People who used pitavastatin had their cholesterol levels decrease compared to people on placebo.
Inflammation and immune activation
In Reprieve, the beneficial effect of pitavastatin was greater than expected. It is likely that this beneficial effect was not due solely to the cholesterol-lowering effects of pitavastatin. Statins have also been shown to reduce inflammation, which contributes to a reduced cardiovascular risk.
A previous study with more than 17,000 people without HIV who did not have elevated cholesterol levels (but who did have high levels of inflammation) found that another statin called rosuvastatin (Crestor) significantly reduced the risk of cardiovascular events compared to placebo. This study strongly suggested that the anti-inflammatory activity of rosuvastatin played a role in improving the health of participants.
Smaller placebo-controlled studies in people with HIV have found that pitavastatin can significantly reduce levels of proteins in the blood associated with inflammation and immune activation.
Detailed analyses of pitavastatin’s impact on immune activation and inflammation from Reprieve will be revealed in the future.
Overall, pitavastatin was safe and well tolerated. The main adverse events were as follows:
Type 2 diabetes
About 5% of people taking pitavastatin and 4% of people taking placebo developed type 2 diabetes during the study.
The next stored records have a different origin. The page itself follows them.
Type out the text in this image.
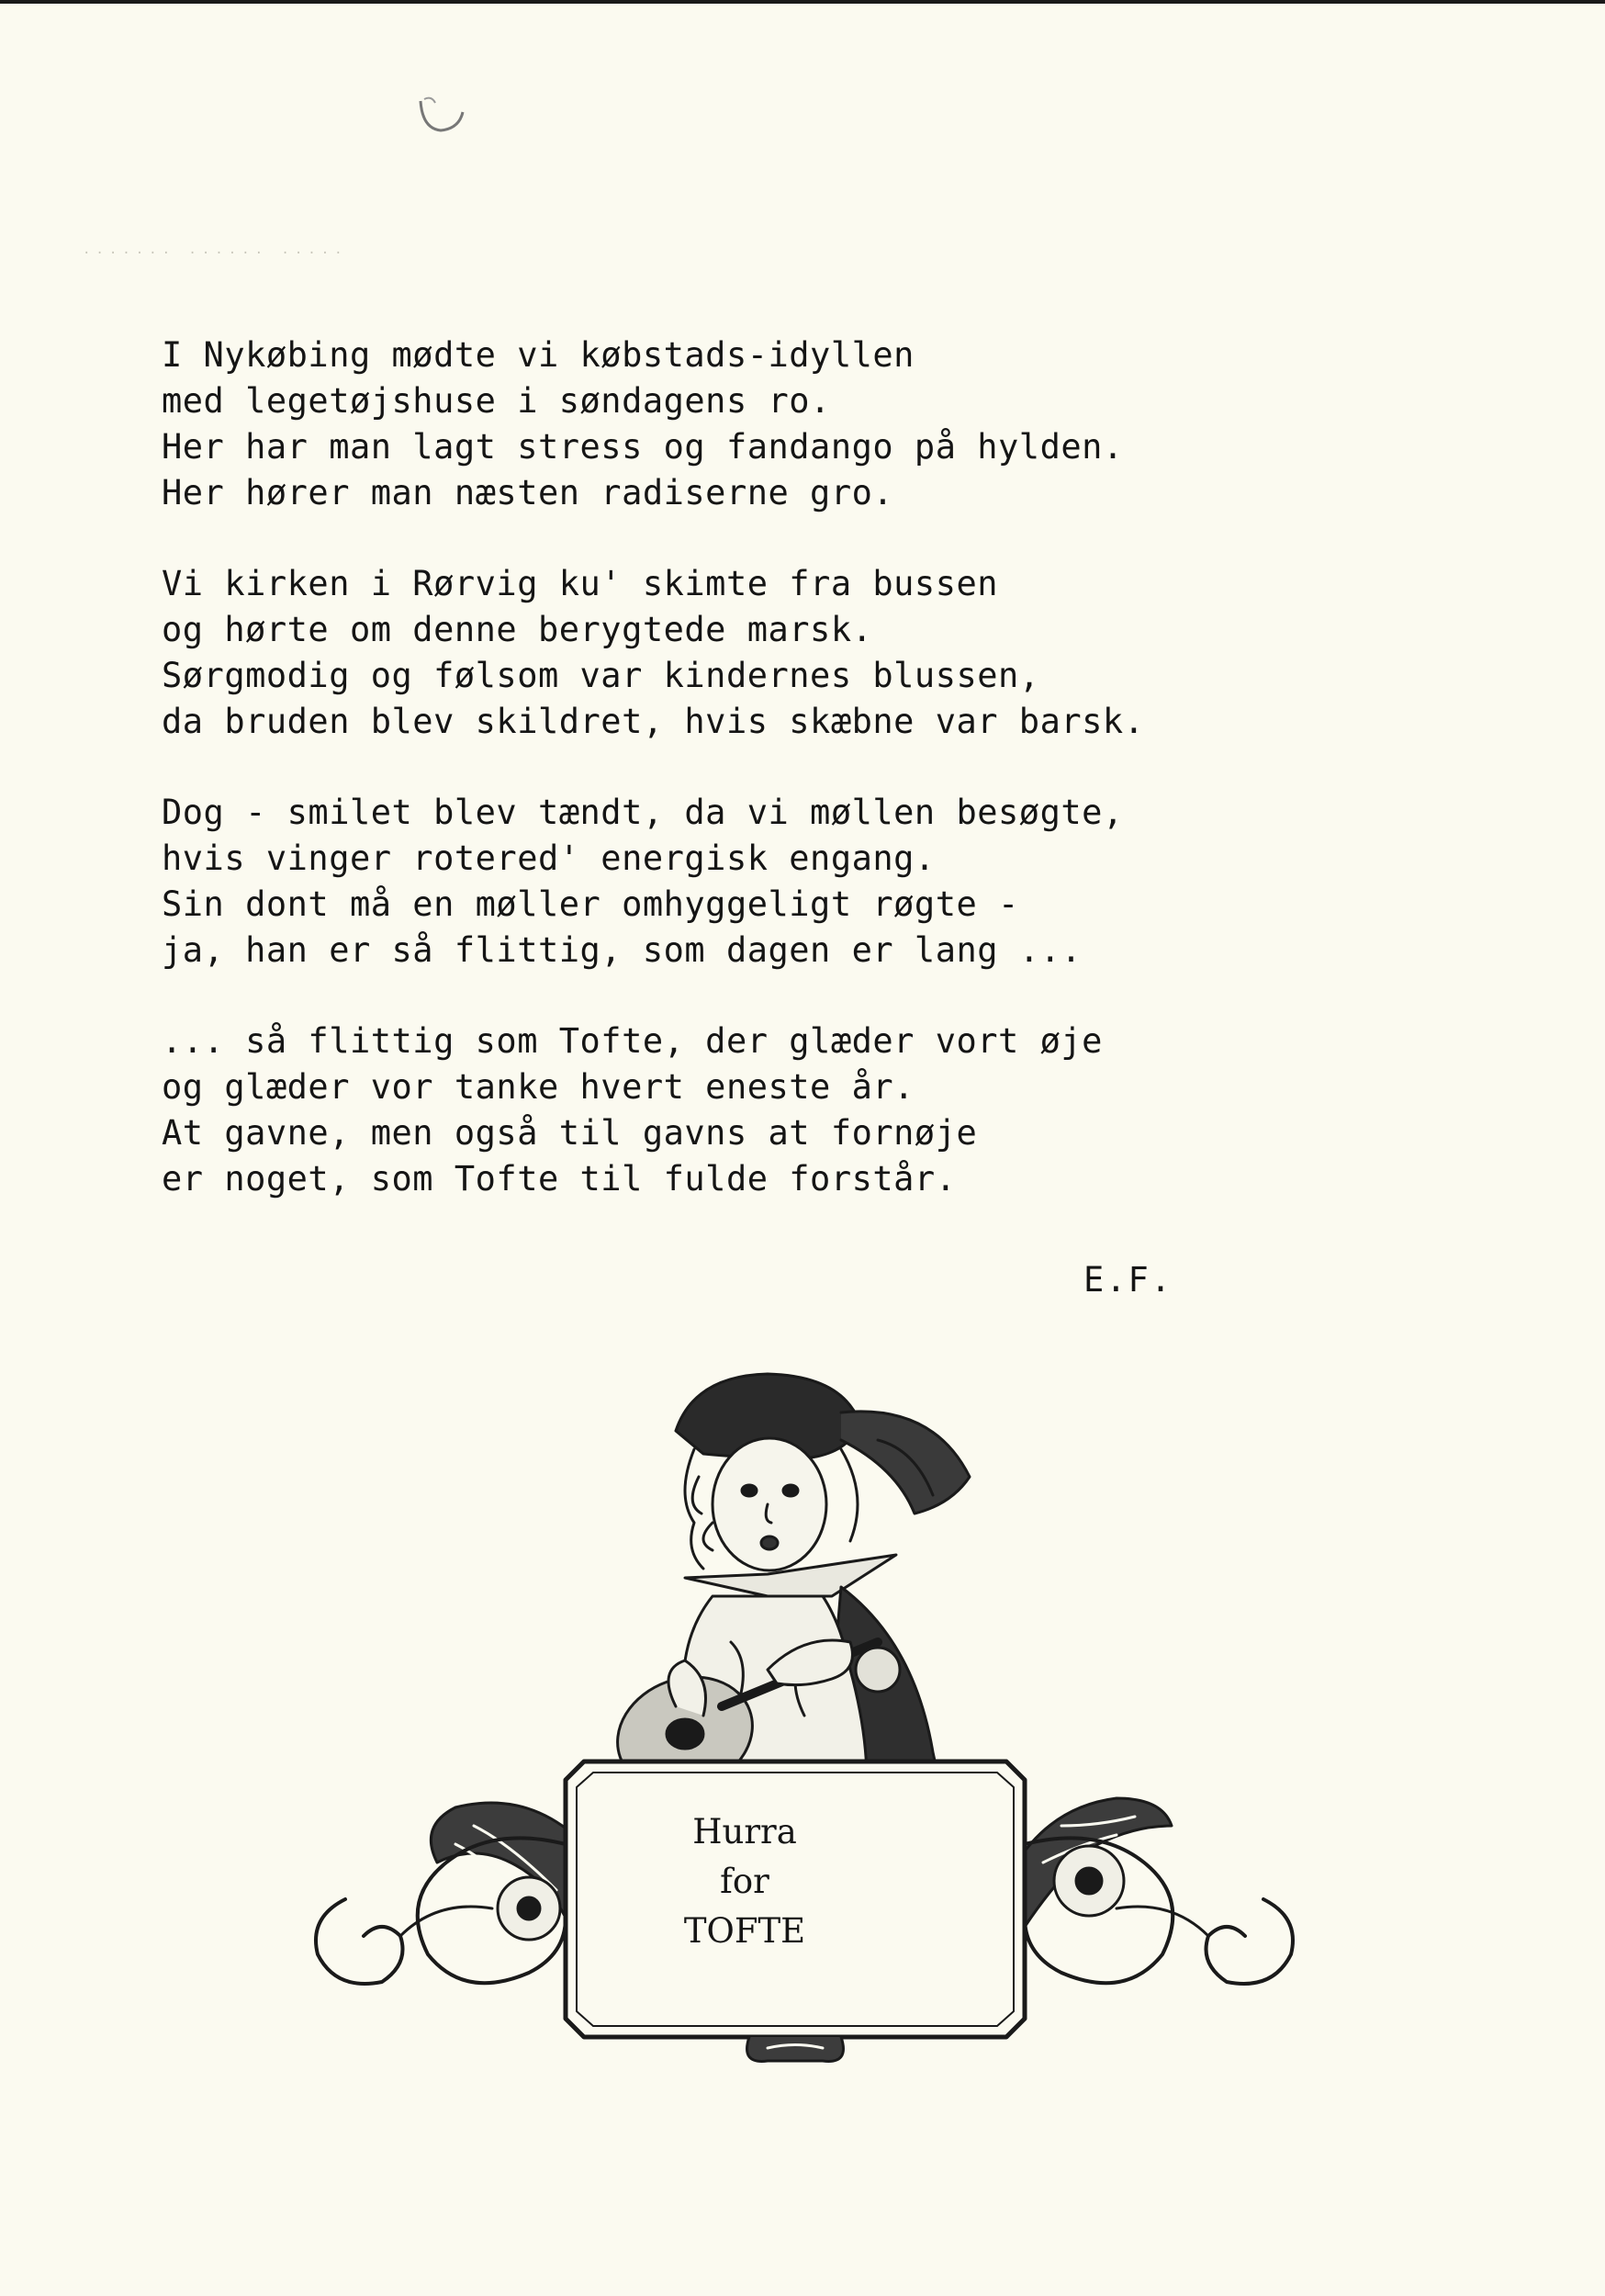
······· ······ ·····
I Nykøbing mødte vi købstads-idyllen
med legetøjshuse i søndagens ro.
Her har man lagt stress og fandango på hylden.
Her hører man næsten radiserne gro.
Vi kirken i Rørvig ku' skimte fra bussen
og hørte om denne berygtede marsk.
Sørgmodig og følsom var kindernes blussen,
da bruden blev skildret, hvis skæbne var barsk.
Dog - smilet blev tændt, da vi møllen besøgte,
hvis vinger rotered' energisk engang.
Sin dont må en møller omhyggeligt røgte -
ja, han er så flittig, som dagen er lang ...
... så flittig som Tofte, der glæder vort øje
og glæder vor tanke hvert eneste år.
At gavne, men også til gavns at fornøje
er noget, som Tofte til fulde forstår.
E.F.
Hurra
for
TOFTE
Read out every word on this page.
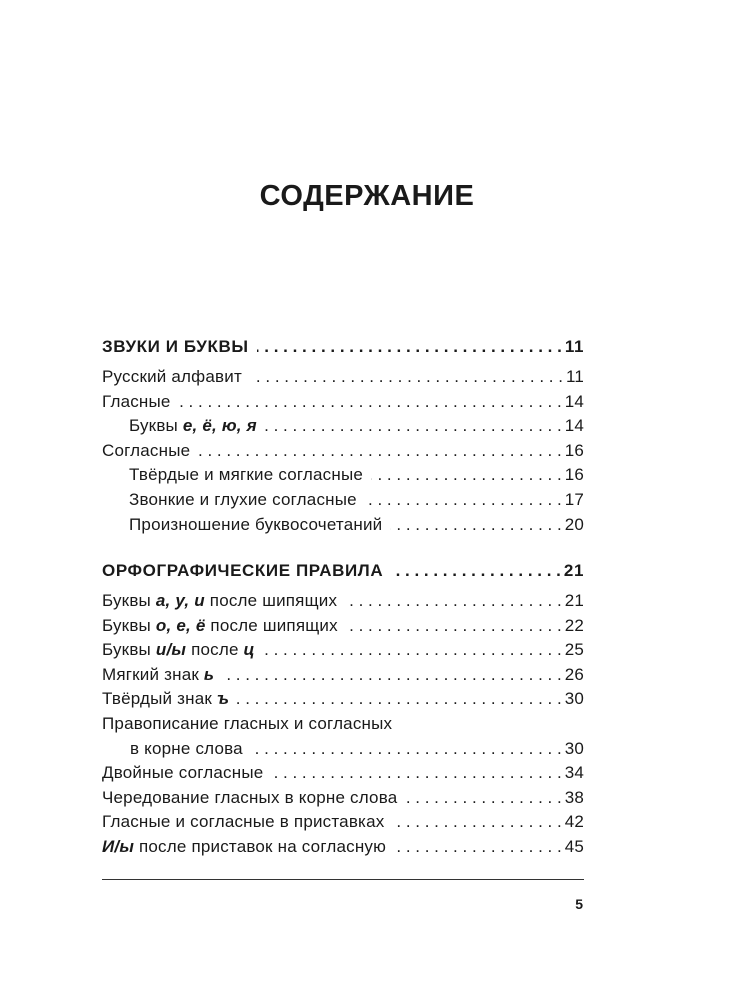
СОДЕРЖАНИЕ
ЗВУКИ И БУКВЫ . . .	11
Русский алфавит . . .	11
Гласные . . .	14
Буквы е, ё, ю, я . . .	14
Согласные . . .	16
Твёрдые и мягкие согласные . . .	16
Звонкие и глухие согласные . . .	17
Произношение буквосочетаний . . .	20
ОРФОГРАФИЧЕСКИЕ ПРАВИЛА . . .	21
Буквы а, у, и после шипящих . . .	21
Буквы о, е, ё после шипящих . . .	22
Буквы и/ы после ц . . .	25
Мягкий знак ь . . .	26
Твёрдый знак ъ . . .	30
Правописание гласных и согласных
в корне слова . . .	30
Двойные согласные . . .	34
Чередование гласных в корне слова . . .	38
Гласные и согласные в приставках . . .	42
И/ы после приставок на согласную . . .	45
5
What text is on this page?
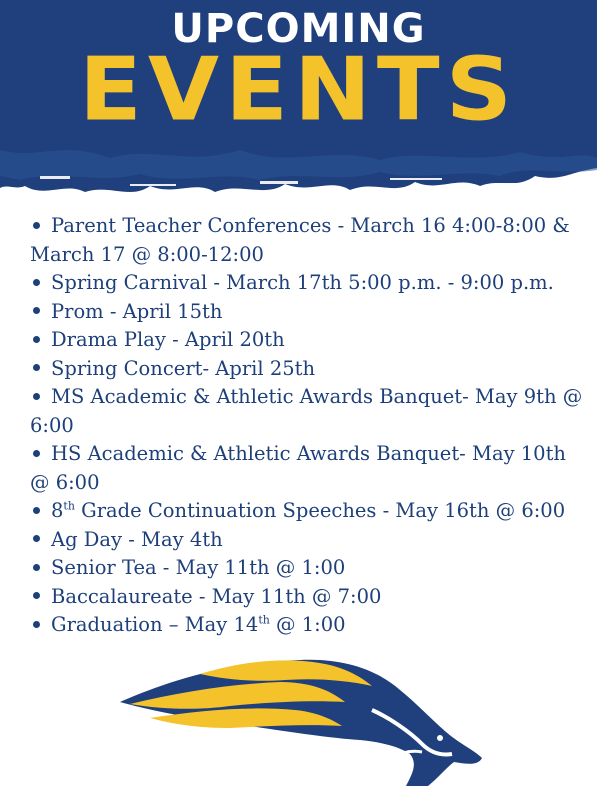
UPCOMING
EVENTS
Parent Teacher Conferences - March 16 4:00-8:00 & March 17 @ 8:00-12:00
Spring Carnival - March 17th 5:00 p.m. - 9:00 p.m.
Prom - April 15th
Drama Play - April 20th
Spring Concert- April 25th
MS Academic & Athletic Awards Banquet- May 9th @ 6:00
HS Academic & Athletic Awards Banquet- May 10th @ 6:00
8th Grade Continuation Speeches - May 16th @ 6:00
Ag Day - May 4th
Senior Tea - May 11th @ 1:00
Baccalaureate - May 11th @ 7:00
Graduation – May 14th @ 1:00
The researchers stated that these proportions are similar to what is seen in the average person without HIV who is between 45 and 65 years in the U.S.
Muscle weakness and/or muscle pain
Overall, 2% of people who used pitavastatin and 1% of placebo users developed this issue. This problem was mild in most people. However, three people taking pitavastatin and one taking placebo had severe muscle weakness and/or pain.
Premature discontinuation from the study
Adverse events leading to premature departure from the study were uncommon and were distributed as follows:
- pitavastatin – 2%
- placebo – 1%
Importance of Reprieve
The Reprieve study breaks new ground. It has shown that people with HIV who are taking ART and who have low-to-moderate cardiovascular risk can benefit from using pitavastatin. As a result of Reprieve, it is likely that more doctors will offer statins to their patients with HIV.
Pitavastatin is approved in the European Union, the UK and the U.S., however, it is not approved in Canada and some other countries. The patent on pitavastatin expires in a few years. It is likely that after the patent has expired, the drug will be manufactured by generic companies and made more widely available.
Prior to the results from Reprieve, doctors in Canada and other countries prescribed statins such as rosuvastatin and atorvastatin (Lipitor) to their patients with HIV who had elevated cholesterol. As pitavastatin is not available in all countries, researchers with the Reprieve study encouraged doctors to consider prescribing another statin in such cases. They noted that an important consideration when prescribing statins is to choose one that does not interact with ART.